St Anne's has just about freed itself from the nightmare which is 300 plus students leaving on the same day. Even before we started the-longest-building-project-in-the-world the end of term free-for-all was something straight out of a B-Horror Movie, but with a marginally more annoying soundtrack. Now, when the only parking space in college is either i)right in front of my house which is no use for anyone but me and my housemates because it's too far away from anywhere or ii) approx two metres square next to the bicycle racks, it has turned into something which even Mr Stephen King would be fearful of writing about. Today was only made more enjoyable by the fact that there was the second year parents garden party. So we had the normal free for all and a giant tent across the grass. Which is always an interesting combination.

But today marks the end of Hilary term. So by rights we should be in the midst of spring, with lambs leaping, the smell of dew hanging in the air and the sight of rowers happily plodding home from the Cherwell. But there's a noticeable lack of any of that. Instead, to put not too fine a point on it, it's bloody freezing. Freezing. Did you hear that at the back? FREEZING. If it gets any colder I may have to defrost my fingers. To combat the fact that I'm absolutely bloody freezing I've been given the tiniest heater in the world. Seriously, my hairdryer is bigger. And indeed would probably have a greater effect. And because my room only has one plug socket, using the heater requires me to make huge choices as to what electrical item loses its place in the large adaptor-that-is-probably-going-to-over-heat-and-kill-us-all. So I can use my computer but not my printer, or I can use my printer but not listen to any music, or, and I'm leaning towards this, I can have a rant about being freezing cold and having a heater that came from the pound shop bargain bin. Aherm.

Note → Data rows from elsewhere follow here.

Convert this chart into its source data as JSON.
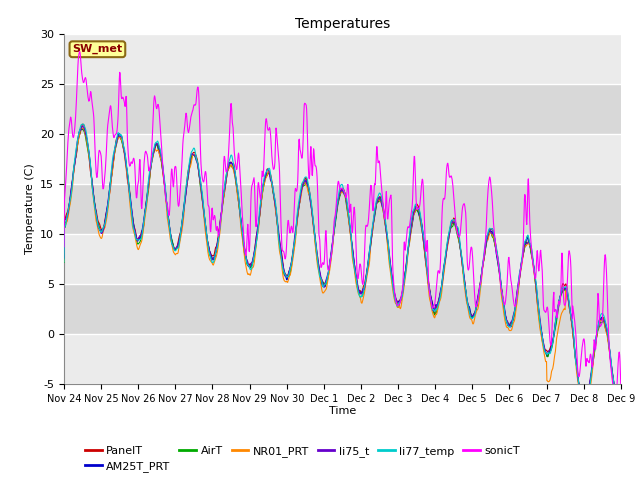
{
  "title": "Temperatures",
  "xlabel": "Time",
  "ylabel": "Temperature (C)",
  "ylim": [
    -5,
    30
  ],
  "yticks": [
    -5,
    0,
    5,
    10,
    15,
    20,
    25,
    30
  ],
  "fig_bg_color": "#ffffff",
  "plot_bg_color": "#d8d8d8",
  "annotation_text": "SW_met",
  "annotation_bg": "#ffff99",
  "annotation_border": "#8B6914",
  "annotation_text_color": "#8B0000",
  "series_colors": {
    "PanelT": "#cc0000",
    "AM25T_PRT": "#0000cc",
    "AirT": "#00aa00",
    "NR01_PRT": "#ff8800",
    "li75_t": "#6600cc",
    "li77_temp": "#00cccc",
    "sonicT": "#ff00ff"
  },
  "x_tick_labels": [
    "Nov 24",
    "Nov 25",
    "Nov 26",
    "Nov 27",
    "Nov 28",
    "Nov 29",
    "Nov 30",
    "Dec 1",
    "Dec 2",
    "Dec 3",
    "Dec 4",
    "Dec 5",
    "Dec 6",
    "Dec 7",
    "Dec 8",
    "Dec 9"
  ],
  "n_points": 1440,
  "days": 15
}
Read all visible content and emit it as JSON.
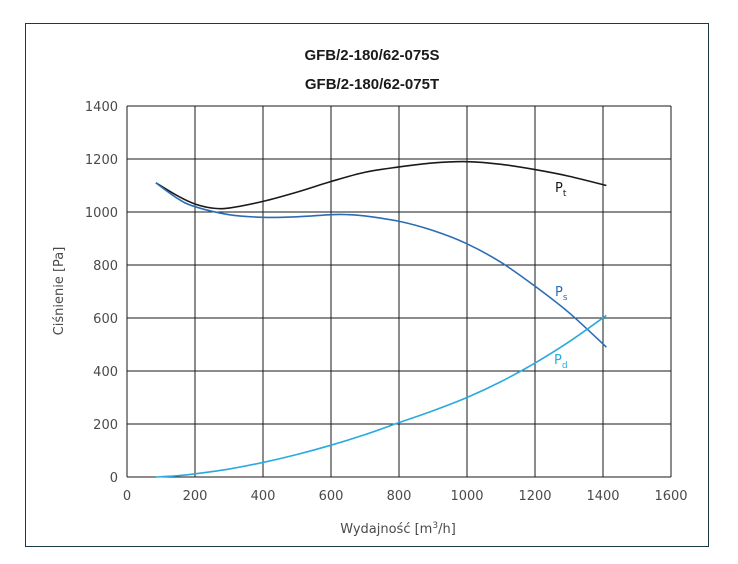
{
  "chart_data": {
    "type": "line",
    "title": "GFB/2-180/62-075S",
    "subtitle": "GFB/2-180/62-075T",
    "xlabel": "Wydajność [m³/h]",
    "xlabel_main": "Wydajność [m",
    "xlabel_sup": "3",
    "xlabel_tail": "/h]",
    "ylabel": "Ciśnienie [Pa]",
    "xlim": [
      0,
      1600
    ],
    "ylim": [
      0,
      1400
    ],
    "xticks": [
      "0",
      "200",
      "400",
      "600",
      "800",
      "1000",
      "1200",
      "1400",
      "1600"
    ],
    "yticks": [
      "0",
      "200",
      "400",
      "600",
      "800",
      "1000",
      "1200",
      "1400"
    ],
    "grid": true,
    "series": [
      {
        "name": "Pt",
        "label_main": "P",
        "label_sub": "t",
        "color": "#1a1a1a",
        "x": [
          85,
          150,
          200,
          250,
          300,
          400,
          500,
          600,
          700,
          800,
          900,
          1000,
          1100,
          1200,
          1300,
          1410
        ],
        "y": [
          1110,
          1060,
          1030,
          1015,
          1015,
          1040,
          1075,
          1115,
          1150,
          1170,
          1185,
          1190,
          1180,
          1160,
          1135,
          1100
        ]
      },
      {
        "name": "Ps",
        "label_main": "P",
        "label_sub": "s",
        "color": "#2a6db5",
        "x": [
          85,
          150,
          200,
          300,
          400,
          500,
          600,
          650,
          700,
          800,
          900,
          1000,
          1100,
          1200,
          1300,
          1410
        ],
        "y": [
          1110,
          1050,
          1020,
          990,
          980,
          982,
          990,
          990,
          985,
          965,
          930,
          880,
          810,
          720,
          620,
          490
        ]
      },
      {
        "name": "Pd",
        "label_main": "P",
        "label_sub": "d",
        "color": "#29a9e0",
        "x": [
          85,
          150,
          200,
          300,
          400,
          500,
          600,
          700,
          800,
          900,
          1000,
          1100,
          1200,
          1300,
          1410
        ],
        "y": [
          0,
          5,
          12,
          30,
          55,
          85,
          120,
          160,
          205,
          250,
          300,
          360,
          430,
          510,
          610
        ]
      }
    ]
  }
}
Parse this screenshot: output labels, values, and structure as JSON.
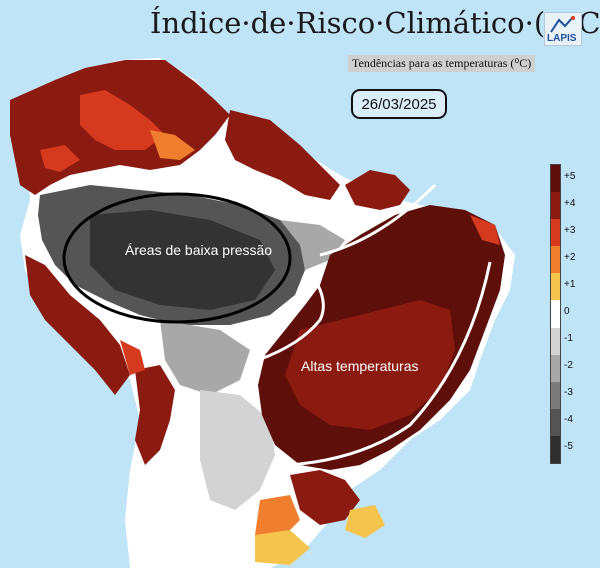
{
  "title": "Índice·de·Risco·Climático·(IRC)",
  "subtitle": "Tendências para as temperaturas (⁰C)",
  "date": "26/03/2025",
  "logo": {
    "text": "LAPIS"
  },
  "annotations": {
    "low_pressure": "Áreas de baixa pressão",
    "high_temperatures": "Altas temperaturas"
  },
  "legend": {
    "items": [
      {
        "label": "+5",
        "color": "#5e0f0a"
      },
      {
        "label": "+4",
        "color": "#8b1a10"
      },
      {
        "label": "+3",
        "color": "#d53a1e"
      },
      {
        "label": "+2",
        "color": "#ef7f2f"
      },
      {
        "label": "+1",
        "color": "#f5c44c"
      },
      {
        "label": "0",
        "color": "#ffffff"
      },
      {
        "label": "-1",
        "color": "#d3d3d3"
      },
      {
        "label": "-2",
        "color": "#a8a8a8"
      },
      {
        "label": "-3",
        "color": "#7b7b7b"
      },
      {
        "label": "-4",
        "color": "#545454"
      },
      {
        "label": "-5",
        "color": "#2f2f2f"
      }
    ]
  },
  "colors": {
    "ocean": "#bfe3f7",
    "land_base": "#ffffff"
  }
}
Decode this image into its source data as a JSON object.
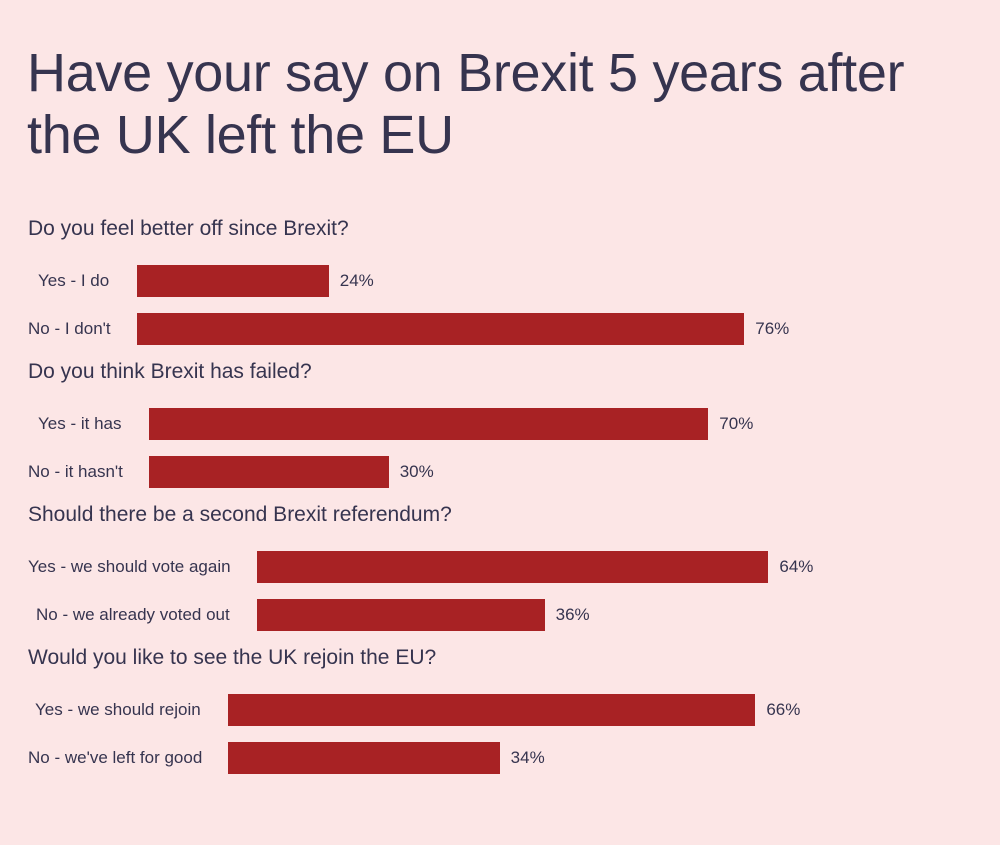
{
  "chart_data": {
    "type": "bar",
    "orientation": "horizontal",
    "title": "Have your say on Brexit 5 years after the UK left the EU",
    "unit": "%",
    "bar_color": "#a82224",
    "groups": [
      {
        "question": "Do you feel better off since Brexit?",
        "categories": [
          "Yes - I do",
          "No - I don't"
        ],
        "values": [
          24,
          76
        ]
      },
      {
        "question": "Do you think Brexit has failed?",
        "categories": [
          "Yes - it has",
          "No - it hasn't"
        ],
        "values": [
          70,
          30
        ]
      },
      {
        "question": "Should there be a second Brexit referendum?",
        "categories": [
          "Yes - we should vote again",
          "No - we already voted out"
        ],
        "values": [
          64,
          36
        ]
      },
      {
        "question": "Would you like to see the UK rejoin the EU?",
        "categories": [
          "Yes - we should rejoin",
          "No - we've left for good"
        ],
        "values": [
          66,
          34
        ]
      }
    ]
  }
}
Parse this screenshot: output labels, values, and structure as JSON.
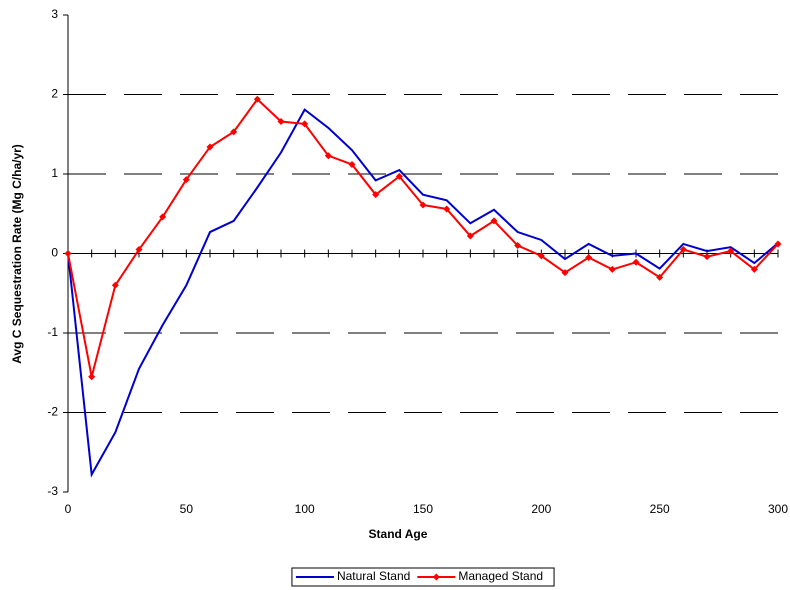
{
  "chart_data": {
    "type": "line",
    "x_label": "Stand Age",
    "y_label": "Avg C Sequestration Rate (Mg C/ha/yr)",
    "x": [
      0,
      10,
      20,
      30,
      40,
      50,
      60,
      70,
      80,
      90,
      100,
      110,
      120,
      130,
      140,
      150,
      160,
      170,
      180,
      190,
      200,
      210,
      220,
      230,
      240,
      250,
      260,
      270,
      280,
      290,
      300
    ],
    "series": [
      {
        "name": "Natural Stand",
        "color": "#0000cc",
        "marker": "none",
        "values": [
          0,
          -2.78,
          -2.25,
          -1.45,
          -0.9,
          -0.4,
          0.27,
          0.41,
          0.83,
          1.27,
          1.81,
          1.58,
          1.3,
          0.92,
          1.05,
          0.74,
          0.67,
          0.38,
          0.55,
          0.27,
          0.17,
          -0.07,
          0.12,
          -0.03,
          0,
          -0.19,
          0.12,
          0.03,
          0.08,
          -0.12,
          0.13
        ]
      },
      {
        "name": "Managed Stand",
        "color": "#ff0000",
        "marker": "diamond",
        "values": [
          0,
          -1.55,
          -0.4,
          0.05,
          0.46,
          0.93,
          1.34,
          1.53,
          1.94,
          1.66,
          1.63,
          1.23,
          1.12,
          0.74,
          0.97,
          0.61,
          0.56,
          0.22,
          0.41,
          0.1,
          -0.03,
          -0.24,
          -0.05,
          -0.2,
          -0.11,
          -0.3,
          0.05,
          -0.04,
          0.03,
          -0.2,
          0.12
        ]
      }
    ],
    "xlim": [
      0,
      300
    ],
    "xticks": [
      0,
      50,
      100,
      150,
      200,
      250,
      300
    ],
    "ylim": [
      -3,
      3
    ],
    "yticks": [
      -3,
      -2,
      -1,
      0,
      1,
      2,
      3
    ],
    "grid": true,
    "legend": "bottom"
  }
}
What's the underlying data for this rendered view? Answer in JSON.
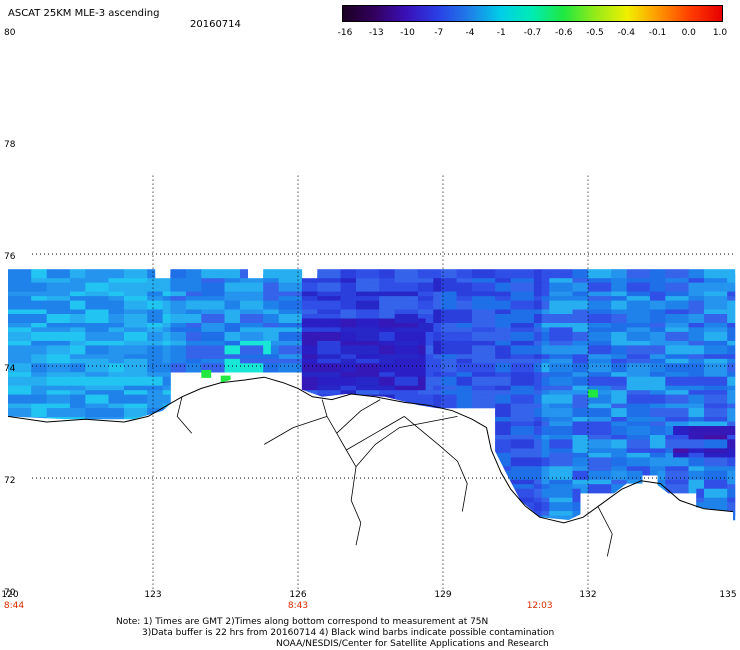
{
  "header": {
    "title": "ASCAT 25KM MLE-3 ascending",
    "date": "20160714"
  },
  "colorbar": {
    "labels": [
      "-16",
      "-13",
      "-10",
      "-7",
      "-4",
      "-1",
      "-0.7",
      "-0.6",
      "-0.5",
      "-0.4",
      "-0.1",
      "0.0",
      "1.0"
    ],
    "stops": [
      "#1a0022",
      "#33005e",
      "#3a10b8",
      "#2a3ee6",
      "#1f7ee8",
      "#00cfe8",
      "#00ecb2",
      "#20e840",
      "#96ea18",
      "#f0f000",
      "#ff9600",
      "#ff3c00",
      "#e60000"
    ]
  },
  "y_axis": {
    "labels": [
      {
        "lat": 80,
        "text": "80"
      },
      {
        "lat": 78,
        "text": "78"
      },
      {
        "lat": 76,
        "text": "76"
      },
      {
        "lat": 74,
        "text": "74"
      },
      {
        "lat": 72,
        "text": "72"
      },
      {
        "lat": 70,
        "text": "70"
      }
    ]
  },
  "x_axis": {
    "labels": [
      {
        "lon": 120,
        "text": "120"
      },
      {
        "lon": 123,
        "text": "123"
      },
      {
        "lon": 126,
        "text": "126"
      },
      {
        "lon": 129,
        "text": "129"
      },
      {
        "lon": 132,
        "text": "132"
      },
      {
        "lon": 135,
        "text": "135"
      }
    ],
    "times": [
      {
        "lon": 120,
        "text": "8:44"
      },
      {
        "lon": 126,
        "text": "8:43"
      },
      {
        "lon": 131,
        "text": "12:03"
      }
    ]
  },
  "map": {
    "lon_range": [
      120,
      135
    ],
    "lat_range": [
      70,
      80
    ],
    "gridlines": {
      "lon": [
        123,
        126,
        129,
        132
      ],
      "lat": [
        72,
        74,
        76
      ]
    },
    "swath_lat_range": [
      71.05,
      75.65
    ],
    "colors": {
      "land": "#ffffff",
      "coastline": "#000000",
      "grid": "#000000",
      "no_data": "#ffffff"
    }
  },
  "footer": {
    "note_line1": "Note: 1) Times are GMT 2)Times along bottom correspond to measurement at 75N",
    "note_line2": "3)Data buffer is 22 hrs from 20160714 4) Black wind barbs indicate possible contamination",
    "credit": "NOAA/NESDIS/Center for Satellite Applications and Research"
  }
}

If today is the last day of Hilary then I have to acknowledge it as being the first Hilary term that I've fully completed without ending up in hospital either because of a collision with a desk or because my bone marrow decided that it wanted to cut-loose from social constraints and do what the hell it liked. So I must toast this Hilary for not giving me either a black eye or a corkscrew wound in my hip bone. Thank you my final ever Hilary. I can't say you've ever been my favourite term, but you've done a lot to turn it round this year. I'll remember you fondly.